An IRS recruitment video depicts its agents arresting and detaining the operator of a small landscaping business for potential tax evasion.
The video was posted by Republican Representative Thomas Massie from Kentucky on Thursday.
The clip highlights the moment when students from Dixie State University in St. George, Utah simulate a routine IRS tax crime investigation. They're tasked with the arrest of hypothetical small business owner "Dodger," who was trying to sell his landscaping business.
Dodger was attempting to sell his small business for $1.5 million dollars, which according to the website ProfitableVenture.com, is the cost of a "medium scale landscaping business" and would yield a reasonable and common profit for the sale of the company.
In the scenario, the IRS suspects Dodger operated vehicles for his business that he may have purchased with money he didn't make from his business.

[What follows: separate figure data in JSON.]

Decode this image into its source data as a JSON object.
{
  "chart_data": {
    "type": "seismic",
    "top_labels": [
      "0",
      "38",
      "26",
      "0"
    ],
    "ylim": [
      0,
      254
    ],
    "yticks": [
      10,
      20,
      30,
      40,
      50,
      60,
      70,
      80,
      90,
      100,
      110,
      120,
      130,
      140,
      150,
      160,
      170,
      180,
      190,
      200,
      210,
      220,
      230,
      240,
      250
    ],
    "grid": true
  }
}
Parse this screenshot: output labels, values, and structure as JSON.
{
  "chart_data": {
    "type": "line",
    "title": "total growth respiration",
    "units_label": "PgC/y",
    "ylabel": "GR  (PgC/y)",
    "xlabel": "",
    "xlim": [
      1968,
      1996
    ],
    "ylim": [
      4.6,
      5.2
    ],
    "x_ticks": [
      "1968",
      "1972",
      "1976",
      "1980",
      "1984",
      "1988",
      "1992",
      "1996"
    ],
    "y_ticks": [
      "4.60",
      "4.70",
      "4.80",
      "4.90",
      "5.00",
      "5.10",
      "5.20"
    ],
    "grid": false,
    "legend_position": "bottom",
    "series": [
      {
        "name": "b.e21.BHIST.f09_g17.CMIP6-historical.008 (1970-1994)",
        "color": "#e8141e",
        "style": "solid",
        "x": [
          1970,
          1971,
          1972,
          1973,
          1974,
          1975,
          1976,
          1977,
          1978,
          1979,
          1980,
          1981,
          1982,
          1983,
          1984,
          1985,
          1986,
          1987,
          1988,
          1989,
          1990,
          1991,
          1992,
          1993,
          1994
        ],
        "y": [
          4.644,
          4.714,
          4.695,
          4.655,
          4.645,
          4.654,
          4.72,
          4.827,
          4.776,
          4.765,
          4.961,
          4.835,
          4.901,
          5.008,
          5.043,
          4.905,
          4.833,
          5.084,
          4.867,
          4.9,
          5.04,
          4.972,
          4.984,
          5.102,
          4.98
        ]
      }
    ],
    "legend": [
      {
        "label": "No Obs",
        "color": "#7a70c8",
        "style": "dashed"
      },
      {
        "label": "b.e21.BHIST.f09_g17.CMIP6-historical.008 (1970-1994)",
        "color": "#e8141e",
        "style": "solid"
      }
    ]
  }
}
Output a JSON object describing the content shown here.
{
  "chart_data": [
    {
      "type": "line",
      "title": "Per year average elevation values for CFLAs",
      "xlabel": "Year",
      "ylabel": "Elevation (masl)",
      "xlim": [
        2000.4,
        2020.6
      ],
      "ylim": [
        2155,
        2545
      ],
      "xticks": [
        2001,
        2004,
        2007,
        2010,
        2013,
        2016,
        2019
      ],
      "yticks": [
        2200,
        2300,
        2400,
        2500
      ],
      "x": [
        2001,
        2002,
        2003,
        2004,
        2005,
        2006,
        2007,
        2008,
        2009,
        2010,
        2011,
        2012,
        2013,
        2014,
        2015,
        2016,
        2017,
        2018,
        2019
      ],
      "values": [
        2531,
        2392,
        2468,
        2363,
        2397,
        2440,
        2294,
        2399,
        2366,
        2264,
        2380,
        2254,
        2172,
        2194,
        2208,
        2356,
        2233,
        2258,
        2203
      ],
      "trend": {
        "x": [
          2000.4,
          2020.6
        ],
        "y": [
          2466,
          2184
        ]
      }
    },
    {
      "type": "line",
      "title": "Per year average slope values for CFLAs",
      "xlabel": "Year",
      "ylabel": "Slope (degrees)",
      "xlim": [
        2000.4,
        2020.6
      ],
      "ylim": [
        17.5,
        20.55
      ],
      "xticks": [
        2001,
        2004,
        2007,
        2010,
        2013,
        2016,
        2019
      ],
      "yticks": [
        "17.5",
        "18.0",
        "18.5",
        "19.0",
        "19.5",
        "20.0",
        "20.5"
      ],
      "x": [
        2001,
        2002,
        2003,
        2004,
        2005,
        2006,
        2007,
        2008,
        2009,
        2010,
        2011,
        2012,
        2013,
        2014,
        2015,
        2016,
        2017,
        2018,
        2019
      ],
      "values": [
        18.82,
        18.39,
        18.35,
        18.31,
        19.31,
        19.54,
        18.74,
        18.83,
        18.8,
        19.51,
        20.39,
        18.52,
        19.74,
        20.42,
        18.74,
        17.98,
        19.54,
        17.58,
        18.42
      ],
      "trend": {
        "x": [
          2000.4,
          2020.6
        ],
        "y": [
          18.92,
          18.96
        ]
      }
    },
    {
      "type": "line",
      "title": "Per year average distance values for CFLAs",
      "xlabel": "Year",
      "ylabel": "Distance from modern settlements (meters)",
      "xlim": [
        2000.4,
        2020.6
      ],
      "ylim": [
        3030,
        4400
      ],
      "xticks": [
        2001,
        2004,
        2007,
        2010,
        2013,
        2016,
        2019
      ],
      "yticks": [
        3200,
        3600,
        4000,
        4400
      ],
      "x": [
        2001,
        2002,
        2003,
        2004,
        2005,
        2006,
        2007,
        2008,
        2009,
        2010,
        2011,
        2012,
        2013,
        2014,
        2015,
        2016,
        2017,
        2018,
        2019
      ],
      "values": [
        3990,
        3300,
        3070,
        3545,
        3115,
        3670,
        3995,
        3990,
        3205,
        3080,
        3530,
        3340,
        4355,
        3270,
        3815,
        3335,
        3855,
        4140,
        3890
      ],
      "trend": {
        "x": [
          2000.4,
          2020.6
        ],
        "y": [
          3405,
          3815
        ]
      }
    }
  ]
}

Dodger didn't report the purchases of the vehicles to the IRS and the use of these vehicles for work solicited an undercover interview with IRS special agents.
The IRS agent asked, "Have you ever done any landscaping work before?"
"Just in my front yard," Dodger replied. His arrest ensued.
"Who are you guys? What is this?" Dodger exclaims as he is cuffed and on his knees.
"We're the IRS. You're going to jail, buddy," the student playacting an IRS agent exclaims.
IRS Special Agent Ron Marker explained, "Ammunition, handcuffs, first Aid, is generally what everybody wears" to these arrests.
According to Reuters, the video is part of "the Adrian Project," which is a special IRS program designed to recruit college students into the agency, specifically the Criminal Investigation (CI) unit.
The IRS website says the Adrian Project, "provides students a glimpse into the career life of an IRS special agent and what a criminal investigation entails." IRS Supervisory Special Agent CI Casey Hill says that agents start at salaries around $60-70,000 and can top out around $175,000.
The recently passed Inflation Reduction Act, a $739 billion spending bill that will not reduce inflation, will increase the size of the IRS and create positions for nearly 87,000 new IRS agents, 70,000 of whom will be armed, by 2031.
According to the Congressional Budget Office, the IRS expansion will disproportionately target and harm small business owners.
Executive Vice President at National Taxpayers Union Foundation, Joe Hinchman, said, "The IRS will have to target small and medium businesses because they won’t fight back."